The final loss function was a combination of the clustering loss and the reconstruction loss, with hyperparameters λ1 and λ2 used to balance the two losses. The complete clustering procedure involved the collaboration of the optimization module and the automated merging module. After obtaining the fused cell representation, initial clusters were generated using a community detection algorithm. These clusters were then evaluated based on the dip-test. Highly correlated clusters were merged together. The optimization process and merging process operated alternately and mutually reinforced each other until no further merging could be done. This automated clustering algorithm eliminated the need for manual parameter configuration and produced high-quality clusters by bringing similar clusters closer and merging them.

How is the performance?

The authors presented the performance comparison between the proposed scUNC method and other baseline methods. The results showed that scUNC consistently outperformed the other methods in various evaluation metrics, achieving first place in 8 out of 12 evaluations and ranking within the top two in 11 of them. The slight decrease in the PUR metric on the SMAGE-3K dataset was attributed to potential class imbalance issues. Their paper also included visualizations of embeddings generated by scUNC and models with removed modules, highlighting the superior dispersion and cluster separation achieved by scUNC.

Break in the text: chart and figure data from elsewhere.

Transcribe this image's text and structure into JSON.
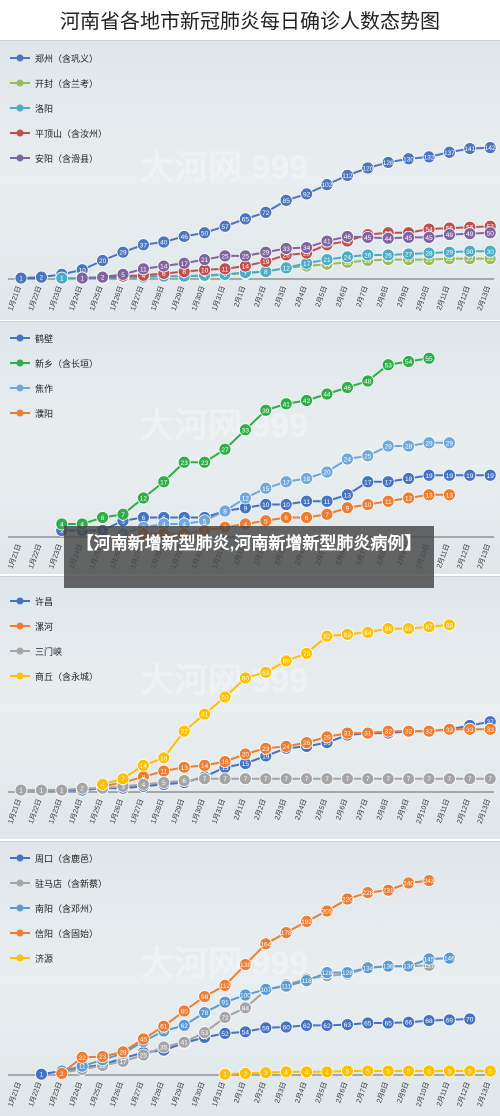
{
  "title": "河南省各地市新冠肺炎每日确诊人数态势图",
  "caption": "【河南新增新型肺炎,河南新增新型肺炎病例】",
  "watermark": "大河网 999",
  "dates": [
    "1月21日",
    "1月22日",
    "1月23日",
    "1月24日",
    "1月25日",
    "1月26日",
    "1月27日",
    "1月28日",
    "1月29日",
    "1月30日",
    "1月31日",
    "2月1日",
    "2月2日",
    "2月3日",
    "2月4日",
    "2月5日",
    "2月6日",
    "2月7日",
    "2月8日",
    "2月9日",
    "2月10日",
    "2月11日",
    "2月12日",
    "2月13日"
  ],
  "chart_data": [
    {
      "type": "line",
      "ylim": [
        0,
        160
      ],
      "series": [
        {
          "name": "郑州（含巩义）",
          "color": "#4b74c3",
          "values": [
            1,
            2,
            5,
            10,
            20,
            29,
            37,
            40,
            46,
            50,
            57,
            65,
            72,
            85,
            92,
            102,
            112,
            120,
            126,
            130,
            132,
            137,
            141,
            142
          ]
        },
        {
          "name": "开封（含兰考）",
          "color": "#9bbb59",
          "values": [
            null,
            null,
            null,
            1,
            1,
            2,
            3,
            3,
            3,
            3,
            5,
            6,
            8,
            12,
            14,
            16,
            18,
            20,
            21,
            21,
            21,
            22,
            22,
            22
          ]
        },
        {
          "name": "洛阳",
          "color": "#4bacc6",
          "values": [
            null,
            null,
            1,
            1,
            1,
            2,
            2,
            3,
            3,
            4,
            5,
            7,
            8,
            12,
            17,
            21,
            24,
            26,
            26,
            27,
            28,
            29,
            30,
            30
          ]
        },
        {
          "name": "平顶山（含汝州）",
          "color": "#c0504d",
          "values": [
            null,
            null,
            null,
            1,
            2,
            3,
            4,
            6,
            8,
            10,
            11,
            14,
            19,
            26,
            28,
            37,
            41,
            48,
            50,
            50,
            54,
            55,
            56,
            57
          ]
        },
        {
          "name": "安阳（含滑县）",
          "color": "#8064a2",
          "values": [
            null,
            null,
            null,
            1,
            2,
            5,
            11,
            14,
            17,
            21,
            25,
            25,
            29,
            33,
            34,
            41,
            46,
            45,
            44,
            45,
            45,
            48,
            49,
            50
          ]
        }
      ]
    },
    {
      "type": "line",
      "ylim": [
        0,
        60
      ],
      "series": [
        {
          "name": "鹤壁",
          "color": "#4472c4",
          "values": [
            null,
            null,
            2,
            2,
            2,
            5,
            6,
            6,
            6,
            6,
            8,
            9,
            10,
            10,
            11,
            11,
            13,
            17,
            17,
            18,
            19,
            19,
            19,
            19
          ]
        },
        {
          "name": "新乡（含长垣）",
          "color": "#2fae47",
          "values": [
            null,
            null,
            4,
            4,
            6,
            7,
            12,
            17,
            23,
            23,
            27,
            33,
            39,
            41,
            42,
            44,
            46,
            48,
            53,
            54,
            55,
            null,
            null,
            null
          ]
        },
        {
          "name": "焦作",
          "color": "#6ea8dc",
          "values": [
            null,
            null,
            null,
            null,
            null,
            1,
            3,
            4,
            4,
            5,
            8,
            12,
            15,
            17,
            18,
            20,
            24,
            25,
            28,
            28,
            29,
            29,
            null,
            null
          ]
        },
        {
          "name": "濮阳",
          "color": "#ed7d31",
          "values": [
            null,
            null,
            null,
            null,
            null,
            null,
            1,
            1,
            1,
            2,
            3,
            4,
            5,
            6,
            6,
            7,
            9,
            10,
            11,
            12,
            13,
            13,
            null,
            null
          ]
        }
      ]
    },
    {
      "type": "line",
      "ylim": [
        0,
        100
      ],
      "series": [
        {
          "name": "许昌",
          "color": "#4472c4",
          "values": [
            null,
            1,
            1,
            1,
            2,
            2,
            3,
            4,
            5,
            8,
            13,
            15,
            19,
            23,
            24,
            26,
            30,
            31,
            31,
            32,
            32,
            33,
            35,
            37
          ]
        },
        {
          "name": "漯河",
          "color": "#ed7d31",
          "values": [
            null,
            null,
            null,
            null,
            3,
            5,
            8,
            11,
            13,
            14,
            16,
            20,
            23,
            24,
            26,
            29,
            31,
            31,
            32,
            32,
            32,
            33,
            33,
            33
          ]
        },
        {
          "name": "三门峡",
          "color": "#a5a5a5",
          "values": [
            1,
            1,
            1,
            2,
            2,
            3,
            4,
            5,
            6,
            7,
            7,
            7,
            7,
            7,
            7,
            7,
            7,
            7,
            7,
            7,
            7,
            7,
            7,
            7
          ]
        },
        {
          "name": "商丘（含永城）",
          "color": "#ffc000",
          "values": [
            null,
            null,
            null,
            null,
            4,
            7,
            14,
            18,
            32,
            41,
            50,
            60,
            63,
            69,
            73,
            82,
            83,
            84,
            86,
            86,
            87,
            88,
            null,
            null
          ]
        }
      ]
    },
    {
      "type": "line",
      "ylim": [
        0,
        260
      ],
      "series": [
        {
          "name": "周口（含鹿邑）",
          "color": "#4472c4",
          "values": [
            null,
            1,
            5,
            9,
            13,
            21,
            28,
            31,
            40,
            47,
            52,
            54,
            59,
            60,
            62,
            62,
            63,
            65,
            65,
            66,
            68,
            69,
            70,
            null
          ]
        },
        {
          "name": "驻马店（含新蔡）",
          "color": "#a5a5a5",
          "values": [
            null,
            null,
            3,
            7,
            12,
            17,
            25,
            35,
            41,
            53,
            72,
            84,
            106,
            113,
            120,
            124,
            126,
            134,
            136,
            136,
            137,
            null,
            null,
            null
          ]
        },
        {
          "name": "南阳（含邓州）",
          "color": "#5b9bd5",
          "values": [
            null,
            null,
            5,
            11,
            19,
            27,
            42,
            55,
            62,
            78,
            91,
            100,
            107,
            111,
            118,
            128,
            128,
            134,
            136,
            136,
            145,
            146,
            null,
            null
          ]
        },
        {
          "name": "信阳（含固始）",
          "color": "#ed7d31",
          "values": [
            null,
            null,
            2,
            22,
            23,
            29,
            45,
            61,
            80,
            98,
            112,
            138,
            164,
            178,
            192,
            205,
            220,
            228,
            231,
            240,
            243,
            null,
            null,
            null
          ]
        },
        {
          "name": "济源",
          "color": "#ffc000",
          "values": [
            null,
            null,
            null,
            null,
            null,
            null,
            null,
            null,
            null,
            null,
            1,
            2,
            3,
            4,
            4,
            4,
            5,
            5,
            5,
            5,
            5,
            5,
            5,
            5
          ]
        }
      ]
    }
  ]
}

To validate the effectiveness of the proposed modules, the paper conducted ablation experiments on two sets of model variants. The results showed that all three modules (CVFN network, clustering loss, and reconstruction loss) contributed significantly to the overall performance of scUNC. Removing any of these modules led to a decrease in performance, indicating their importance in optimizing the model. Additionally, another set of ablation experiments verified the performance enhancement provided by the automatic merging module. The results demonstrated that the merging module greatly improved clustering performance, emphasizing its critical role in the scUNC model.

Furthermore, the paper evaluated the generalization capabilities of scUNC on a non-cellular multi-view dataset and compared it with other competing methods designed for single-cell data. The results showed that scUNC achieved excellent performance on the non-cellular dataset, demonstrating its strong generalization capabilities and potential for extension to various scenarios.

In conclusion, the scUNC model presented in the paper was a No-K MVC framework tailored for single-cell data. It effectively addressed the information richness disparity between different cell views and incorporated automatic clustering and merging modules. Extensive experimental results validated the superiority and generalization capabilities of scUNC in both single-cell and non-cellular data. The paper also analyzed hyperparameters, convergence, and stability of the scUNC model, providing further insights into its performance and effectiveness.